Unless people go into the vape stores, it’s hard to have a conversation with customers about the truth of what is going on with vaping and if it’s actually harmful, Guest said.

Guest and Sanabani said the medical issues that the media attributes to vaping are not being caused by vaping, but rather the use of illegal THC cartridges.

Using a THC cartridge in a vape device allows for users to get high without much evidence, like from large puffs of clouds or the smell of marijuana that would come from smoking regular marijuana, Sanabani said. Mixed in with the THC oils of the cartridge is vitamin E acetate, which is highly toxic and the root cause of the lipid pneumonia cases that are developing as the result of vaping, he said.

THC cartridges are illegal, and cannot be sold in legal vape shops, Sanabani said.

“We’re not allowed to sell that,” Guest said. “So I don’t know how we could do anything differently here to keep that from happening when we’re not selling those products.”

With the health problems coming to light, people want someone to blame, and the easiest target is the local vape shop, Guest said. With massive drops in sales that many vape shops have seen, Guest said he thought shops would soon disappear. Then, people who want vape or nicotine products will have to go to gas stations and convenience stores, he said.

“We’re all salaried employees – this is not our part-time job,” Guest said. “This is my job; it’s my full-time job.”

Vaping smoke ‘doesn’t just go away’
Slade Gormus, a registered nurse and employee at the University of Richmond Student Health Center, has a completely different outlook on Sanabani and Guest’s arguments that vapes are safe and the ban is not effective in helping to end this vape epidemic.

“We know for a fact that tobacco products cause cancer – they cause lung injury, they cause cardiovascular problems, strokes; we know that,” Gormus said.

Although THC cartridges are a source of medical issues that are arising, Gormus disagreed that vaping nicotine, whether from a vape or from a Juul, is also a serious source of harm.

“The problem comes with the product that is released from that vape or from that Juul,” Gormus said. “When you blow out that big, huge plume of smoke, it doesn’t just go away. I can inhale it, you can inhale it, it stays on surfaces; we know that it stays in cars for 40 minutes after you’ve left the vehicle.”

The puffs of smoke that are blown out after inhaling the vape product are still harmful, in a similar way to the secondhand smoke of a cigarette, Gormus said. This smoke inhaled or blown out, or the residue that the smoke leaves on various surfaces, all contains carcinogens, she said.

“Whatever that person is inhaling from that e-juice, when they exhale it, if I’m standing next to them, I am also inhaling it,” she said. “And anybody who thinks that’s not a harmful thing is wrong.”

A common argument in support of vaping is the success rate it has for aiding people who want to quit smoking cigarettes. Sanabani, a former smoker himself, said he has seen many success stories of people who were able to quit smoking because they switched over to the vape.

Guest similarly had smoked cigarettes before getting a vape and said it improved his quality of life.

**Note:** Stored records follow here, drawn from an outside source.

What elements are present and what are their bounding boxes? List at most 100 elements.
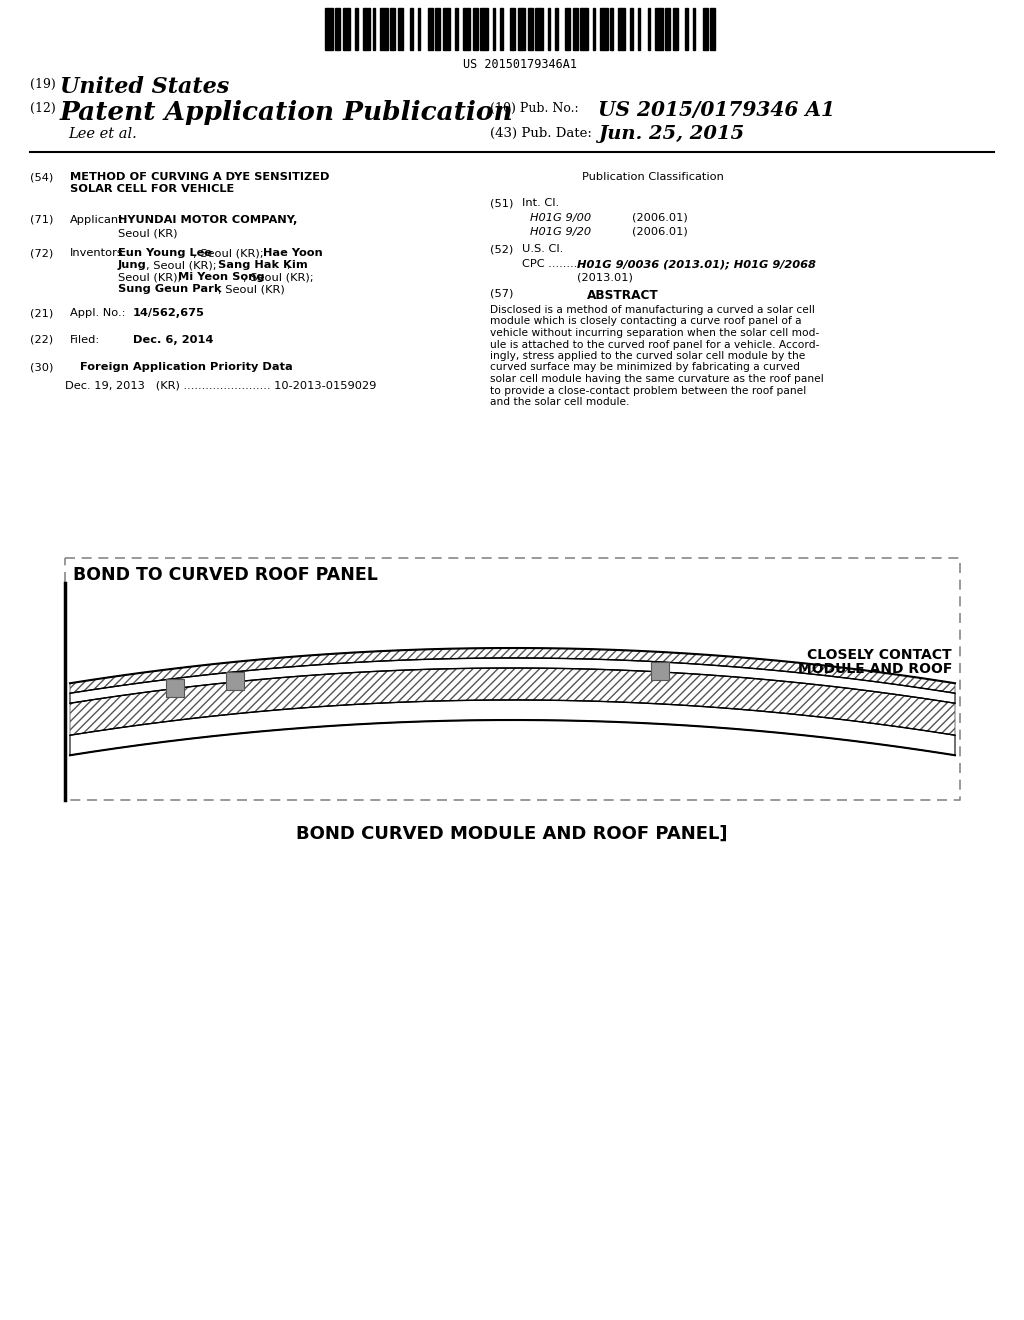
Bar	[455, 8, 458, 50]
Text: Seoul (KR): Seoul (KR)	[118, 228, 177, 238]
Bar	[463, 8, 470, 50]
Text: (10) Pub. No.:: (10) Pub. No.:	[490, 102, 579, 115]
Text: BOND TO CURVED ROOF PANEL: BOND TO CURVED ROOF PANEL	[73, 566, 378, 583]
Bar	[651, 661, 669, 680]
Bar	[692, 8, 695, 50]
Text: METHOD OF CURVING A DYE SENSITIZED
SOLAR CELL FOR VEHICLE: METHOD OF CURVING A DYE SENSITIZED SOLAR…	[70, 172, 330, 194]
Text: Appl. No.:: Appl. No.:	[70, 308, 126, 318]
Text: ule is attached to the curved roof panel for a vehicle. Accord-: ule is attached to the curved roof panel…	[490, 339, 819, 350]
Bar	[397, 8, 402, 50]
Text: (54): (54)	[30, 172, 53, 182]
Text: Filed:: Filed:	[70, 335, 100, 345]
Bar	[442, 8, 450, 50]
Bar	[480, 8, 487, 50]
Bar	[418, 8, 420, 50]
Text: Sang Hak Kim: Sang Hak Kim	[218, 260, 308, 271]
Text: , Seoul (KR);: , Seoul (KR);	[243, 272, 313, 282]
Bar	[435, 8, 440, 50]
Text: (30): (30)	[30, 362, 53, 372]
Bar	[655, 8, 663, 50]
Bar	[535, 8, 543, 50]
Text: vehicle without incurring separation when the solar cell mod-: vehicle without incurring separation whe…	[490, 327, 819, 338]
Text: H01G 9/0036 (2013.01); H01G 9/2068: H01G 9/0036 (2013.01); H01G 9/2068	[577, 259, 816, 269]
Bar	[410, 8, 413, 50]
Bar	[548, 8, 550, 50]
Text: Sung Geun Park: Sung Geun Park	[118, 284, 221, 294]
Text: United States: United States	[60, 77, 229, 98]
Text: (43) Pub. Date:: (43) Pub. Date:	[490, 127, 592, 140]
Bar	[472, 8, 477, 50]
Text: Patent Application Publication: Patent Application Publication	[60, 100, 514, 125]
Text: and the solar cell module.: and the solar cell module.	[490, 397, 630, 407]
Bar	[638, 8, 640, 50]
Text: (2013.01): (2013.01)	[577, 272, 633, 282]
Text: Dec. 6, 2014: Dec. 6, 2014	[133, 335, 213, 345]
Text: , Seoul (KR);: , Seoul (KR);	[193, 248, 267, 257]
Bar	[565, 8, 570, 50]
Text: ,: ,	[286, 260, 290, 271]
Text: US 20150179346A1: US 20150179346A1	[463, 58, 577, 71]
Text: (72): (72)	[30, 248, 53, 257]
Bar	[600, 8, 607, 50]
Text: (12): (12)	[30, 102, 55, 115]
Bar	[702, 8, 708, 50]
Bar	[342, 8, 350, 50]
Bar	[665, 8, 670, 50]
Text: to provide a close-contact problem between the roof panel: to provide a close-contact problem betwe…	[490, 385, 806, 396]
Bar	[362, 8, 370, 50]
Bar	[427, 8, 432, 50]
Text: Seoul (KR);: Seoul (KR);	[118, 272, 185, 282]
Text: (57): (57)	[490, 289, 513, 300]
Bar	[555, 8, 557, 50]
Text: curved surface may be minimized by fabricating a curved: curved surface may be minimized by fabri…	[490, 363, 800, 372]
Text: H01G 9/00: H01G 9/00	[530, 213, 591, 223]
Text: Int. Cl.: Int. Cl.	[522, 198, 559, 209]
Bar	[355, 8, 357, 50]
Bar	[593, 8, 595, 50]
Text: Dec. 19, 2013   (KR) ........................ 10-2013-0159029: Dec. 19, 2013 (KR) .....................…	[65, 380, 377, 389]
Text: CPC ..........: CPC ..........	[522, 259, 585, 269]
Bar	[647, 8, 650, 50]
Text: (22): (22)	[30, 335, 53, 345]
Bar	[493, 8, 495, 50]
Text: CLOSELY CONTACT: CLOSELY CONTACT	[807, 648, 952, 663]
Bar	[166, 678, 184, 697]
Text: Eun Young Lee: Eun Young Lee	[118, 248, 212, 257]
Polygon shape	[70, 648, 955, 693]
Text: , Seoul (KR): , Seoul (KR)	[218, 284, 285, 294]
Bar	[226, 672, 244, 690]
Text: (2006.01): (2006.01)	[632, 227, 688, 238]
Text: Jun. 25, 2015: Jun. 25, 2015	[598, 125, 744, 143]
Text: H01G 9/20: H01G 9/20	[530, 227, 591, 238]
Text: U.S. Cl.: U.S. Cl.	[522, 244, 563, 253]
Text: (19): (19)	[30, 78, 55, 91]
Text: Inventors:: Inventors:	[70, 248, 128, 257]
Bar	[630, 8, 633, 50]
Text: Hae Yoon: Hae Yoon	[263, 248, 323, 257]
Bar	[580, 8, 588, 50]
Text: Publication Classification: Publication Classification	[582, 172, 724, 182]
Bar	[325, 8, 333, 50]
Text: module which is closely contacting a curve roof panel of a: module which is closely contacting a cur…	[490, 317, 802, 326]
Bar	[685, 8, 687, 50]
Bar	[617, 8, 625, 50]
Text: ABSTRACT: ABSTRACT	[587, 289, 658, 302]
Bar	[527, 8, 532, 50]
Text: Jung: Jung	[118, 260, 146, 271]
Text: Mi Yeon Song: Mi Yeon Song	[178, 272, 264, 282]
Text: Applicant:: Applicant:	[70, 215, 128, 224]
Text: US 2015/0179346 A1: US 2015/0179346 A1	[598, 100, 835, 120]
Text: (51): (51)	[490, 198, 513, 209]
Bar	[335, 8, 340, 50]
Bar	[610, 8, 612, 50]
Text: MODULE AND ROOF: MODULE AND ROOF	[798, 663, 952, 676]
Text: (71): (71)	[30, 215, 53, 224]
Bar	[572, 8, 578, 50]
Bar	[380, 8, 387, 50]
Text: HYUNDAI MOTOR COMPANY,: HYUNDAI MOTOR COMPANY,	[118, 215, 297, 224]
Text: BOND CURVED MODULE AND ROOF PANEL]: BOND CURVED MODULE AND ROOF PANEL]	[296, 825, 728, 843]
Bar	[500, 8, 503, 50]
Bar	[373, 8, 375, 50]
Text: (21): (21)	[30, 308, 53, 318]
Text: (2006.01): (2006.01)	[632, 213, 688, 223]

“I’ve helped a lot of people get off cigarettes, including myself,” Guest said. “I’ve been off cigarettes for four years now, and it’s a really good feeling. I don’t feel like my lungs are going to collapse.”

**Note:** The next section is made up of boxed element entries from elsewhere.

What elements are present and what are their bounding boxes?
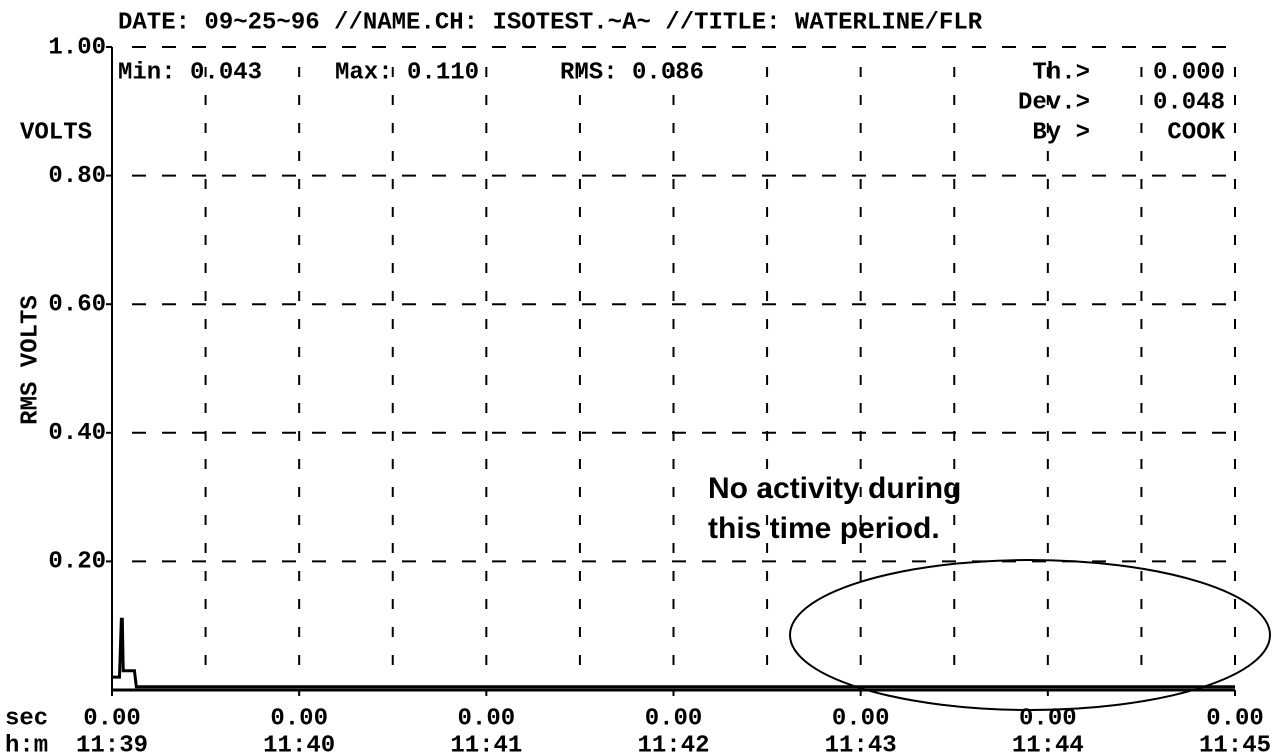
y-tick-label: 0.80: [48, 163, 106, 190]
info-value: COOK: [1167, 119, 1225, 146]
y-tick-label: 0.20: [48, 549, 106, 576]
series-line: [112, 617, 1235, 689]
x-tick-label: 11:42: [637, 732, 709, 756]
y-tick-label: 0.60: [48, 292, 106, 319]
x-tick-label: 11:39: [76, 732, 148, 756]
x-tick-sec: 0.00: [270, 705, 328, 732]
x-tick-sec: 0.00: [645, 705, 703, 732]
stat: RMS: 0.086: [560, 59, 704, 86]
info-value: 0.000: [1153, 59, 1225, 86]
info-label: Th.>: [1032, 59, 1090, 86]
x-tick-label: 11:40: [263, 732, 335, 756]
x-tick-label: 11:45: [1199, 732, 1271, 756]
x-tick-label: 11:41: [450, 732, 522, 756]
annotation-ellipse: [789, 559, 1271, 711]
header: DATE: 09~25~96 //NAME.CH: ISOTEST.~A~ //…: [118, 9, 983, 36]
y-unit: VOLTS: [20, 119, 92, 146]
x-tick-sec: 0.00: [832, 705, 890, 732]
info-label: By >: [1032, 119, 1090, 146]
stat: Min: 0.043: [118, 59, 262, 86]
x-tick-label: 11:44: [1012, 732, 1084, 756]
info-value: 0.048: [1153, 89, 1225, 116]
x-tick-sec: 0.00: [1206, 705, 1264, 732]
y-tick-label: 0.40: [48, 420, 106, 447]
annotation: this time period.: [708, 512, 940, 545]
info-label: Dev.>: [1018, 89, 1090, 116]
x-prefix: sec: [5, 705, 48, 732]
x-tick-sec: 0.00: [83, 705, 141, 732]
x-tick-sec: 0.00: [1019, 705, 1077, 732]
y-tick-label: 1.00: [48, 34, 106, 61]
stat: Max: 0.110: [335, 59, 479, 86]
x-prefix: h:m: [5, 732, 48, 756]
annotation: No activity during: [708, 472, 961, 505]
y-axis-title: RMS VOLTS: [17, 295, 44, 425]
x-tick-label: 11:43: [825, 732, 897, 756]
x-tick-sec: 0.00: [458, 705, 516, 732]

Gormus disagreed with the concept that vaping is a good alternative to smoking or should be the method people use to quit smoking. Instead, she recommended that nicotine addicts try to quit by using the patch, medications and gum – but never a vape or a Juul, which also are not recommended by FDA standards.

In response to arguments that vaping products are being wrongfully criticized as harmful, Gormus said that those in the science and medical fields are still learning and studying vaping and its effects on people.

“When we get health updates from the health department about these lung cases that are going around, all we can say is don’t use these products until we can figure out what is going on,” Gormus said. “But we know something is going on, and we know that the common link between all of them is vaping.”